Un anno di assenza dal pubblico, che ci ha visti impegnati nella salvaguardia del lavoro di tutte le maestranze coinvolte nel processo artistico e creativo.
Una sospensione necessaria per ritrovare anche e soprattutto un modo di fare ricerca di cui da tempo sentivamo la mancanza. Un procedere a tappe di lavoro segnato da un costante confronto e verifica con amici artisti e allievi attori. Una modalità che arricchisce il lavoro e lo lascia sedimentare in attesa della sua naturale conclusione.
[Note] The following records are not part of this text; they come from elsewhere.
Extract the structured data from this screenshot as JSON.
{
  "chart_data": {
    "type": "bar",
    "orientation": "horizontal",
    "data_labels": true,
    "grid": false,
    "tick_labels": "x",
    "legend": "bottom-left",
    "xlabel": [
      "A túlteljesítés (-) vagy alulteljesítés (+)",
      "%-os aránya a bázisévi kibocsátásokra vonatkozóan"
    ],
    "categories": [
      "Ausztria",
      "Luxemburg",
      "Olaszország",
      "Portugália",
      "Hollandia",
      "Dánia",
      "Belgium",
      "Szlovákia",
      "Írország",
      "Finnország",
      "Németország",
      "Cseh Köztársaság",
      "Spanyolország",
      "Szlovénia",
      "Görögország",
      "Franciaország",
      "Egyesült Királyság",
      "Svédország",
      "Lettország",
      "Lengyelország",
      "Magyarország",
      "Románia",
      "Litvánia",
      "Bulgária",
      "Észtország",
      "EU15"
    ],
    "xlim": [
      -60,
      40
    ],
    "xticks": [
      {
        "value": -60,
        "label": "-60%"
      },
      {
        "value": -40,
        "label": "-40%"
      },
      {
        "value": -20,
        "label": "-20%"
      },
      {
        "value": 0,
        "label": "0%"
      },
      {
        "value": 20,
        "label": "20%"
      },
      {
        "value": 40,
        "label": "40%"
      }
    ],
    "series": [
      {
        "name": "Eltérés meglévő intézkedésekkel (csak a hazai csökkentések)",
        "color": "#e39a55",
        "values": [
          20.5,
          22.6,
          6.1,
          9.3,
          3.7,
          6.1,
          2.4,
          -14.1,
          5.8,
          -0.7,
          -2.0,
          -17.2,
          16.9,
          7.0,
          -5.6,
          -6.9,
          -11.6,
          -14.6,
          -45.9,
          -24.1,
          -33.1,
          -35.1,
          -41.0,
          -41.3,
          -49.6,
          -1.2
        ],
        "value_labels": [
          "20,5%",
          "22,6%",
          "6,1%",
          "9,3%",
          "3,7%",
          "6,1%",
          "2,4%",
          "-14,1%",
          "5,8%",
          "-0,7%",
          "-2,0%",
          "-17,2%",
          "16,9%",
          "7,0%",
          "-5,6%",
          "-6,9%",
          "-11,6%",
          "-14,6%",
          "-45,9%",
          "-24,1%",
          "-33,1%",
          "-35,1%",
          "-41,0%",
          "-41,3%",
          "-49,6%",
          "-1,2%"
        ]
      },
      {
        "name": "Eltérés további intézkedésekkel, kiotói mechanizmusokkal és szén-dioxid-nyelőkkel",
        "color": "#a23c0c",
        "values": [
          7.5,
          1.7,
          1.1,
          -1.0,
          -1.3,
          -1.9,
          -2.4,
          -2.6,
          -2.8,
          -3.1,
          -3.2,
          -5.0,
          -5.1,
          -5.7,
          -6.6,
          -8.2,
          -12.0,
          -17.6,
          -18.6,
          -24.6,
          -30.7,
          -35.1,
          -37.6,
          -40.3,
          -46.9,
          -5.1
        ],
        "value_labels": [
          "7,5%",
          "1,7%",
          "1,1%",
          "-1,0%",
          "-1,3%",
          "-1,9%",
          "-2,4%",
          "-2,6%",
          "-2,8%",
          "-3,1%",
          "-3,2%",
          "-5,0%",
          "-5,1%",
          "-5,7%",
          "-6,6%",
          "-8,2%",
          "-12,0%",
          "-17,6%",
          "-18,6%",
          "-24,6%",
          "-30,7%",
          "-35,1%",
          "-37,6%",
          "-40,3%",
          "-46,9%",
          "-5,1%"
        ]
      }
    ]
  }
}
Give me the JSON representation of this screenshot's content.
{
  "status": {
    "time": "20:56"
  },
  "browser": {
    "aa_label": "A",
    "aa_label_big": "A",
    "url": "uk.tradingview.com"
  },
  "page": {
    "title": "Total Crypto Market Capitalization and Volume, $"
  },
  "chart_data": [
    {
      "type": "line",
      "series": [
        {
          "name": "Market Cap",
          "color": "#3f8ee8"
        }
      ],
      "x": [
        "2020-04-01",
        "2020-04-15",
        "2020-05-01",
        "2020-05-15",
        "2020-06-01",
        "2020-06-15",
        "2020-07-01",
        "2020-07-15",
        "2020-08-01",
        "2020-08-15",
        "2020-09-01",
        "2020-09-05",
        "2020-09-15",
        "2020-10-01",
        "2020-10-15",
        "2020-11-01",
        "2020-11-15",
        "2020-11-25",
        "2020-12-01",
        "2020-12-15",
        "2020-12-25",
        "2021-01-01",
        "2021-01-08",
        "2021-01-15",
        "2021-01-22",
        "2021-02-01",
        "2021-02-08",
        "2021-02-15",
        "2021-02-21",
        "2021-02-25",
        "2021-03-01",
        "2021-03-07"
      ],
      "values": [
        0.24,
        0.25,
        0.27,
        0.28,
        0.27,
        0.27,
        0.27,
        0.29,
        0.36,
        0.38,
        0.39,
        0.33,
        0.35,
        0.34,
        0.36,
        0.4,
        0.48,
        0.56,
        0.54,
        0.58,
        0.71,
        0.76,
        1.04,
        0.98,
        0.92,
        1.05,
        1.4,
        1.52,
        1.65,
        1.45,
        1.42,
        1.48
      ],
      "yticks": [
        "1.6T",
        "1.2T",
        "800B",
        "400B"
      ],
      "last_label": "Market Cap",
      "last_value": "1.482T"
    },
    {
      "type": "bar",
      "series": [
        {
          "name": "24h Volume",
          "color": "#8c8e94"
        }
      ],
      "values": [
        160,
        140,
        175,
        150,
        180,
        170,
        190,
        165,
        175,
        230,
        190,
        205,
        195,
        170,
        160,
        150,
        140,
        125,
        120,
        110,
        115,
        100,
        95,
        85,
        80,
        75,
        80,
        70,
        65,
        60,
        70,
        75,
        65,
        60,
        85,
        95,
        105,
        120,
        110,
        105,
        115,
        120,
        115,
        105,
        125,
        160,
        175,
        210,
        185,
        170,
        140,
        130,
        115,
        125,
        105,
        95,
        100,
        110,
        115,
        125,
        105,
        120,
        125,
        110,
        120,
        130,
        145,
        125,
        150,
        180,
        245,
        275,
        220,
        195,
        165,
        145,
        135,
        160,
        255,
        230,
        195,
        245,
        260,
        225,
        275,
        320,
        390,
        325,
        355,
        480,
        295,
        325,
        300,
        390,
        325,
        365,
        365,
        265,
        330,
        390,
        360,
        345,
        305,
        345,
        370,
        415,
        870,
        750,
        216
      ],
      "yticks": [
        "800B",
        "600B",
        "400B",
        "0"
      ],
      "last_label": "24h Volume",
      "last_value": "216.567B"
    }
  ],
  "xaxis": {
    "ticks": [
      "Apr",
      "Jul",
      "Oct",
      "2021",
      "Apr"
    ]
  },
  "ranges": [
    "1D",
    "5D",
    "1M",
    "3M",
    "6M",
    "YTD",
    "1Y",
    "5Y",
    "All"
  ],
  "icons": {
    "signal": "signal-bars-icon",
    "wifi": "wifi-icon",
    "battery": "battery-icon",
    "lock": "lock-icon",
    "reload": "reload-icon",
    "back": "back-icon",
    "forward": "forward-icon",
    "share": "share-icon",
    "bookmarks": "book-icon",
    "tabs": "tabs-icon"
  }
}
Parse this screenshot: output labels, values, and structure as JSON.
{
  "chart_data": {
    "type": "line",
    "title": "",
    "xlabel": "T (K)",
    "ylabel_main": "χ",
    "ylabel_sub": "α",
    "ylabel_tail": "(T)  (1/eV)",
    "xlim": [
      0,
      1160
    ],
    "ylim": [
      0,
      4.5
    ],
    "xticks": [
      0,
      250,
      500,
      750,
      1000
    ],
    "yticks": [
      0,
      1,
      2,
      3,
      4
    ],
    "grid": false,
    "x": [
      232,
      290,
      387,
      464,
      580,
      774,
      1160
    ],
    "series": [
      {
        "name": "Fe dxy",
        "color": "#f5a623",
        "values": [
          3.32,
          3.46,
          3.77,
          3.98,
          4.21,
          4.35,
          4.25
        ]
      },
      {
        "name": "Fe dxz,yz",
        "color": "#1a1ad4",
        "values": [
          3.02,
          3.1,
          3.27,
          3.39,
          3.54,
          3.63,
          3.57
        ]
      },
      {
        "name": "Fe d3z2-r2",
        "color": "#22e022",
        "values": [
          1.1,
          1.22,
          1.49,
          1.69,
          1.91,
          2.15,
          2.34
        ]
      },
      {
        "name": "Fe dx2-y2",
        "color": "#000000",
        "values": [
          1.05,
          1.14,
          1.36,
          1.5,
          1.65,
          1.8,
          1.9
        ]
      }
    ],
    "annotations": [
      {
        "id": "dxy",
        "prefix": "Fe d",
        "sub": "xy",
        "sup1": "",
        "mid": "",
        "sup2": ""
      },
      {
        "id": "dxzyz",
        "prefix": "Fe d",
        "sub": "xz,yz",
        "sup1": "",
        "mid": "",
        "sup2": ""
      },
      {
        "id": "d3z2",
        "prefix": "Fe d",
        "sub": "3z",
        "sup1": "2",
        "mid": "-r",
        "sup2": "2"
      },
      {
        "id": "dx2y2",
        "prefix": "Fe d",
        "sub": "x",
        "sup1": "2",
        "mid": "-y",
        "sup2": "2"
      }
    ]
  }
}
Molti sono stati i momenti di incontro – tramite prove aperte e mise en espace – con un pubblico dedicato ma anche in aperture pubbliche, per giungere ad “una nuova stagione” che da oggi si apre nella programmazione del Teatro della Limonaia di Sesto Fiorentino.
Grazie al contributo di Fondazione CR Firenze abbiamo potuto studiare, fare ricerca, e sviluppare quei processi creativi che oggi ci permettono di mettere in scena questa nuova produzione che mette insieme due grandi personalità artistiche, Oscar De Summa e Sandra Garuglieri.
NESSUN ELENCO DI COSE STORTE
testo e regia Oscar De Summa
con Sandra Garuglieri
produzione Atto Due
con il contributo di Fondazione CR Firenze
Dopo una sciagura aerea, un terremoto, un incidente qualunque, vi è una grande attività intorno al luogo della disgrazia. I governi investono molte risorse per queste attività, perché non si può lasciare dei familiari di sciagure senza un corpo da piangere o diversamente detto non si può lasciare un corpo senza nome ovvero senza la ritualità che a quel nome, secondo il proprio vissuto, corrisponde. Assegnando quel nome noi assegniamo l’indirizzo ad un dolore, gli diamo una forma attraverso un rito, un modo di essere vissuto e rappresentato: la vita eterna, la pace dei sensi, la liberazione dalle rinascite. Questo non vuole essere il racconto della squadra di ricerca, né dei migranti dispersi, ma della nostra relazione con la morte attraverso un gioco, attraverso un giallo che si propone, in modo ludico, di scoprire chi ha ucciso la morte.